Are Your Faculty “Library-Ready”?
Reading this piece took me back to my days in library school, during which I balanced my LIS studies (and work in the Indiana University Libraries) with my ongoing responsibilities as an instructor for the IU School of Education. I don’t know if I ever had a learning experience in any of my LIS classes as powerful as the one I had on the day that I watched my undergraduate teacher education students in the Education Library trying to conduct research for the paper I had assigned them. I had been giving that assignment for 4 years, and I thought I had honed it to crystal clarity. Watching my students struggle to define their research topics and to locate resources in the library, I realized that my “crystal clear” assignment was virtually opaque to the average undergraduate. Very humbling.
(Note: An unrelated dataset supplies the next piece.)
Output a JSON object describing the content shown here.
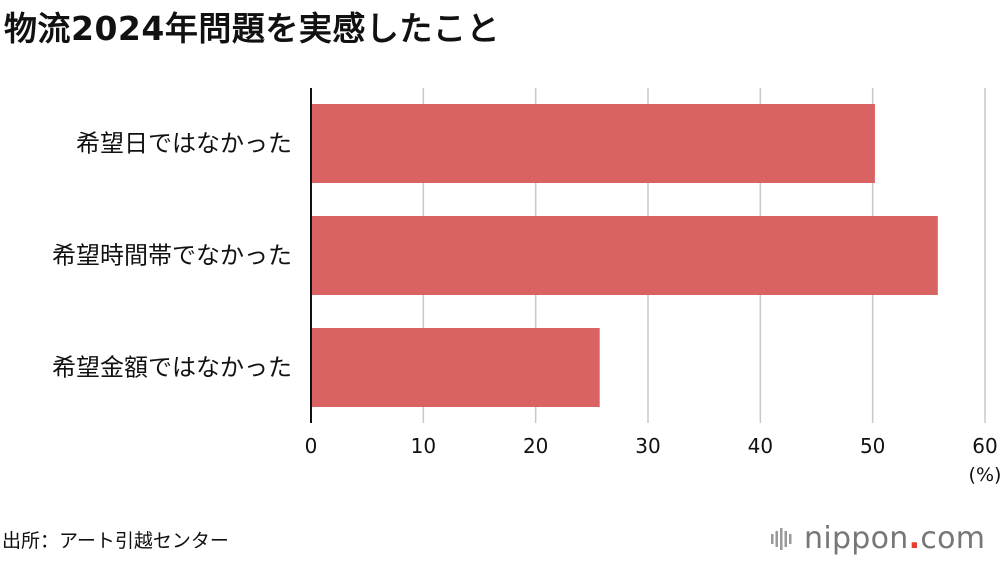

I was not yet, evidence suggested, a “library-ready instructor” (I’m much better now, of course)!
Reading the discussion of faculty perceptions of information commons projects and other library renovations aimed at enhancing the library experience for contemporary undergraduates also reminded me strongly of debates we’ve had on our own campus, where, just as in this article, commitments to renovate and improve user space have dovetailed with a review of our serial allocations (the piece does not make the critical distinction between one-time money and serial commitments, but why nit-pick?). The authors suggestions about how to pitch the information commons as an opportunity for instructional innovation – one in which classroom faculty members and librarians can collaborate closely – were also very familiar, as they are very much like those we have used here at Kansas over the past 2 years to promote use of the Collaborative Learning Environment designed by a committee with representatives from the Libraries, IT, Instructional Development & Support, and the Center for Teaching Excellence (anyone who is interested in what that looks like, and who has access to ECAR publications, can find a short discussion of the CLE in the EDUCAUSE library).
“Is the library information commons a frill, or can it be an essential tool for teaching the 21st century learner?” The answer is, of course, that it can be an essential tool if classroom faculty and librarians work together to make sure that it is used that way, and this piece gives the reader a nice way of looking at things.